À sa demande, Juan Jose Gomez Camacho nous a reçus, hier, dans son bureau d’Ottawa. Sa mission : éteindre le feu qui brûle dans sa cuisine depuis la diffusion, fin mai, de notre reportage explosif sur la présence au Canada de quelque 400 criminels dont on a perdu la trace.

Le gouvernement Trudeau essuie depuis deux semaines les questions des conservateurs d’Andrew Scheer sur cet enjeu de sécurité nationale. La réputation du Mexique est par la force des choses écorchée.

Tombé des nues

M. Gomez Camacho dit être tombé des nues lorsqu’il a pris connaissance de nos reportages. Selon lui, les révélations de notre Bureau d’enquête ne tiennent pas la route. « Il n’y a aucune preuve concernant ces chiffres, nous a-t-il affirmé. Ce ne sont que des présomptions. »

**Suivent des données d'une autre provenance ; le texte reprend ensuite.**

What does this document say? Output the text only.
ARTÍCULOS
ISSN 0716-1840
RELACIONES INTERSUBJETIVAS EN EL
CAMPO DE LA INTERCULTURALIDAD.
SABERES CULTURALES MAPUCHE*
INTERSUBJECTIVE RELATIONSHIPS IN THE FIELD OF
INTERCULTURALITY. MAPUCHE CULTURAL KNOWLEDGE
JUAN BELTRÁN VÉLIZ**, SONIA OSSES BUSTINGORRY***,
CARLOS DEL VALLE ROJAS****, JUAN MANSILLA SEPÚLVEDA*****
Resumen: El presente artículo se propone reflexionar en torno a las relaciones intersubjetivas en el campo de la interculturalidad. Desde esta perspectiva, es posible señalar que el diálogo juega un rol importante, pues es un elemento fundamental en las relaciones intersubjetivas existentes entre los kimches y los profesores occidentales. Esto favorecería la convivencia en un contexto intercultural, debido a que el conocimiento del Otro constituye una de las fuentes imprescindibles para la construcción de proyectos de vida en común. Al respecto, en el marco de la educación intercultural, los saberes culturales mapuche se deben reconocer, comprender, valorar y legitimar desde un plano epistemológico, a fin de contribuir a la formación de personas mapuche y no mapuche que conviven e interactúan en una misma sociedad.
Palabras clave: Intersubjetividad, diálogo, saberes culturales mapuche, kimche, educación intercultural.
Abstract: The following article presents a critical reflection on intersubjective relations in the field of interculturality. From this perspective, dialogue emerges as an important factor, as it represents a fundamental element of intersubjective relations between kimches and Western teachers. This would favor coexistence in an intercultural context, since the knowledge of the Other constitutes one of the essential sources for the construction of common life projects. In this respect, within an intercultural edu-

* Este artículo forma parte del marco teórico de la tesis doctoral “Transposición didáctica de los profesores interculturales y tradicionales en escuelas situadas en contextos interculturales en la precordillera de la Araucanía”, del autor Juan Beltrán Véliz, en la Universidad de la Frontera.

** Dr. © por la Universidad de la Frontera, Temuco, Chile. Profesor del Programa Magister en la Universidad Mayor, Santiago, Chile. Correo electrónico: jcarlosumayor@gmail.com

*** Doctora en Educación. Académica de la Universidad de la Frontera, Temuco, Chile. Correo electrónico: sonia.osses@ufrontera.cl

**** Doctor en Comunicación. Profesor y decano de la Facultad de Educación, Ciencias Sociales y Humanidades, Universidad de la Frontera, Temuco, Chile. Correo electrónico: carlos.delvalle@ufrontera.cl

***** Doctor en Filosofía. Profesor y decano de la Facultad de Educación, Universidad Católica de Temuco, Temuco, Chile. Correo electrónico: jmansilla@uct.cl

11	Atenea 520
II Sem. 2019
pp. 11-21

Alors quels sont vos chiffres à vous, Monsieur l’Ambassadeur ? 

C’est là que ça se complique. M. Gomez Camacho a commencé par dire que « zéro » criminel lié aux cartels se trouve en territoire canadien. Il a ensuite admis qu’il pouvait y en avoir un tout petit nombre. Mais de là à dire que des centaines d’importateurs, facilitateurs et tueurs à gages se baladent en liberté dans nos rues, jamais, a-t-il lancé. 

Juan Jose Gomez Camacho n’a présenté aucune preuve de ce qu’il avançait. Il demande aux Canadiens de le croire sur parole. Malgré sa verve et sa bonhomie, il ne nous a pas convaincus.

Notre reportage s’appuie sur plusieurs sources et des rapports du gouvernement fédéral obtenus grâce à elles. Dans l’un de ces documents présentés à l’ambassadeur, il est écrit noir sur blanc que « la levée de l’exigence de posséder un visa pour les Mexicains en visite au Canada a limité les capacités » du fédéral à « évaluer la présence des cartels mexicains au Canada ».

On y ajoute que deux réseaux criminels de ce pays sont « les principales sources de la cocaïne consommée au Canada ».

Pression

Le gouvernement Trudeau a levé l’obligation pour les voyageurs mexicains de présenter un visa à la frontière canadienne en 2016. L’ambassadeur commence à sentir la soupe chaude. Les conservateurs ont laissé entendre qu’ils pourraient annuler la décision des libéraux s’ils prennent le pouvoir en octobre prochain. 

Pour Juan Jose Gomez Camacho, réintroduire cette exigence pour nos voisins d’Amérique du Nord n’a aucun sens. Elle ne fera que « stigmatiser » davantage le peuple mexicain, habitué à passer dans le tordeur de l’administration Trump.

Le retour des visas pour les Mexicains briserait selon lui le lien de « confiance » qui s’est construit entre nous et le Mexique.

En plus d’avoir des effets négatifs sur les relations diplomatiques, l’émission de visas ne ferait rien pour contrecarrer les cartels tout puissants, laisse-t-il entendre. 

C’est bien possible. C’est pourquoi le Mexique doit faire le ménage de ses cartels qui gangrènent sa société. Il s’agit, là aussi, d’une question de confiance pour ses partenaires, comme le Canada.